Le Fonds monétaire international (Fmi) est à sa première visite mondiale, du 6 au 9 octobre depuis l’avènement du Covid-19 et c’est le Tchad qui est l’élu. D’une part, c’est un honneur mais d’autre part, cette visite découle de la situation difficile à laquelle est confrontée l’économie tchadienne.
“La dette du Tchad est insoutenable, par conséquent sa restructuration est plus que jamais nécessaire”, conclut la délégation du Fmi à l’issue de sa visite.
Pourtant, le chef de mission du Fonds monétaire international (Fmi) au Tchad, Edward Gemayel, juge la dette du Tchad acceptable. Elle se chiffre à un montant global d’environ 3 milliards de dollars, soit 25 à 30% du Produit intérieur brut (Pib) du Tchad.

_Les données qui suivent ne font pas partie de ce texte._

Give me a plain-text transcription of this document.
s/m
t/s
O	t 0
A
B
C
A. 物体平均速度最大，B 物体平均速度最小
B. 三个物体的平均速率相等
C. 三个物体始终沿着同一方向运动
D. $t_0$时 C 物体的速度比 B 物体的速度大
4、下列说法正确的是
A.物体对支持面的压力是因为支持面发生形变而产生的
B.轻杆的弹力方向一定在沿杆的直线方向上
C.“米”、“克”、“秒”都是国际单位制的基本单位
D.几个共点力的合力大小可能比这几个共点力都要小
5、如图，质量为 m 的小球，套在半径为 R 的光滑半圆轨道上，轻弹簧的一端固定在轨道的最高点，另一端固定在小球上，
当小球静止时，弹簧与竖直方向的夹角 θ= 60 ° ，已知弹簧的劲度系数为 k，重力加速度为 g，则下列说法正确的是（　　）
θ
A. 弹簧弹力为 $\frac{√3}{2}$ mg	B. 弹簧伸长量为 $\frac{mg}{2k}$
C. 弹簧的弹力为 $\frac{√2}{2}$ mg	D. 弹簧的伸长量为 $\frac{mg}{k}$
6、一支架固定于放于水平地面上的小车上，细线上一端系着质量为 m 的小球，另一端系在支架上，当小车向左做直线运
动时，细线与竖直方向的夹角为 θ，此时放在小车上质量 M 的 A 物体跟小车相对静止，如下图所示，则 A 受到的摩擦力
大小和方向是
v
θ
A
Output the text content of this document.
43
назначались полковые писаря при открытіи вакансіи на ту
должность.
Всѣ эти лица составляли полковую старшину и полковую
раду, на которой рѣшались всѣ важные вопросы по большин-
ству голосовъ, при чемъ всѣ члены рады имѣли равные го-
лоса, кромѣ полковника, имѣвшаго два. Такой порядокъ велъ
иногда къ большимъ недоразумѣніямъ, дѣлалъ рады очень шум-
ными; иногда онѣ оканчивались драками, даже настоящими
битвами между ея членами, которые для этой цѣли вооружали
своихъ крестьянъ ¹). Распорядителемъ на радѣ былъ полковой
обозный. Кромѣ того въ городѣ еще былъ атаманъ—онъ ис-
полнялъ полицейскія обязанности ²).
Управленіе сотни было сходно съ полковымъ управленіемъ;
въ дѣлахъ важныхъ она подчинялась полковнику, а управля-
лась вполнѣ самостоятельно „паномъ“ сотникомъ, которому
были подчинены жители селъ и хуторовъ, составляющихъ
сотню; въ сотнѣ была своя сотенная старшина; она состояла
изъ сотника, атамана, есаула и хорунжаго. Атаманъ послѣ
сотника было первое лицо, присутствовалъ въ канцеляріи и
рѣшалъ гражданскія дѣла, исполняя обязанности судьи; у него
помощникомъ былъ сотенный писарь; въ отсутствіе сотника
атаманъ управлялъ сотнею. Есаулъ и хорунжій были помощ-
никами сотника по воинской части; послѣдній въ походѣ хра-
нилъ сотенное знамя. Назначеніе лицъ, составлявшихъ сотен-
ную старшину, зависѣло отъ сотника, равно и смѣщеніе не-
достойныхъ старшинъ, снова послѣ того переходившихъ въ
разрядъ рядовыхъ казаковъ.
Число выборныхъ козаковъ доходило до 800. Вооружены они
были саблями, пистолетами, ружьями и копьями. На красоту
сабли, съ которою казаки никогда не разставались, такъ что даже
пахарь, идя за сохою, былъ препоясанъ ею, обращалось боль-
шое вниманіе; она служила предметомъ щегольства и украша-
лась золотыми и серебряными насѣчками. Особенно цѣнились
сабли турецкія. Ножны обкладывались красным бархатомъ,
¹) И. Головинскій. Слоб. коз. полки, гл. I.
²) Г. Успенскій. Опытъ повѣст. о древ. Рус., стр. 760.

Problème, les services de la dette absorbent une énorme partie des revenus du pays. Les dettes deviennent de facto insoutenables. Le Tchad éprouve de la peine à assurer ses services de base tout en réglant ses dettes d’autant plus que le marché économique est fluctuant, bouleversé par plusieurs évènements.
“La situation économique et financière du Tchad continue à se détériorer sous l’effet conjugué des chocs subis par le pays: pandémie de Covid-19, baisse des cours du pétrole, changement climatique et attaques terroristes”, a noté dans son communiqué final, Abebe Aemro Selassie, directeur du département Afrique du Fmi, qui a conduit la mission au Tchad. Suite à ces chocs, le Pib du Tchad s’est contracté d’environ 1% et sa croissance économique est de moins 1% en 2021, même si ces chiffres sont jugés en hausse par rapport aux prévisions. Une situation qui risque d’avoir de lourdes conséquences sociales. “Des récents entretiens ont confirmé les inquiétudes de plus en plus vives que suscitent les difficultés de financement auxquelles le Tchad est confronté, et qui ont contraint les pouvoirs publics à réduire les dépenses sociales et de développement essentielles. Si ces dépenses ne sont pas rétablies, rapidement à leur niveau antérieur, on peut craindre de graves conséquences en matière social et pour la sécurité du pays”, s’inquiète-t-on au Fmi.
La dette étant jugée non viable, le Conseil d’administration du Fmi exige son traitement avant d’approuver des financements à l’appui du Tchad. “Programme soigneusement calibré de rééquilibrage des finances du Tchad”. Sur ce plan, on note déjà une avancée. Le 16 juin, les créanciers membres du G20 ont accepté le traitement de la dette au-delà de l’Initiative de suspension du service de la dette (Issd) en faveur des pays les plus pauvres dont le Tchad. C’est une initiative qui vise à alléger temporairement les contraintes de financement des pays pauvres pour libérer de l’argent pour qu’ils utilisent pour atténuer l’impact économique de la Covid-19. C’est-à-dire qu’ils acceptent de négocier les conditions de restructuration de la dette. L’inconnu demeure du côté des créanciers privés du Tchad. Leur accord est indispensable pour permettre au Fmi de procéder au redressement économique du Tchad. Sur ce point, le ministre des Finances et du budget, Tahir Hamid Nguilin est optimiste. Il espère qu’un accord pour la restructuration de la dette avec les créanciers privés sera trouvé d’ici novembre 2021.
Des questions lui ont été également adressées sur les dépenses militaires en ce moment où le Fmi lance l’alerte rouge sur les investissements sociaux. “Les dépenses militaires représentent 25 à 30% de notre budget. Ce qui est acceptable pour un pays qui fait face à des problèmes de sécurité comme le nôtre”, a rétorqué le ministre des Finances. Au vu de ces situations économiques, le Tchad pourra-t-il financer l’organisation du dialogue ou la transition et respecter les engagements sociaux, notamment le pacte social conclu avec les organisations syndicales le 4 octobre 2021? “Nous travaillons pour obtenir le financement nécessaire. Sinon, sur le plan national, nos régies financières ont toujours produit les résultats attendus. Je crois que la situation sociale n’est pas mal. Elle est mieux par rapport à ce que nous avons vécu en 2018 et 2019”, répond Tahir Hamid Nguilin.
Pendant que le Tchad se plaint de la fluctuation des revenus réguliers, Esso ferme son site de production de pétrole de Komé suite au conflit avec ses employés par rapport à la vente de ses actions à un nouvel acquéreur. Un élément sur lequel il faudra compter vu la part importante qu’occupe les revenus pétroliers dans le budget du Tchad.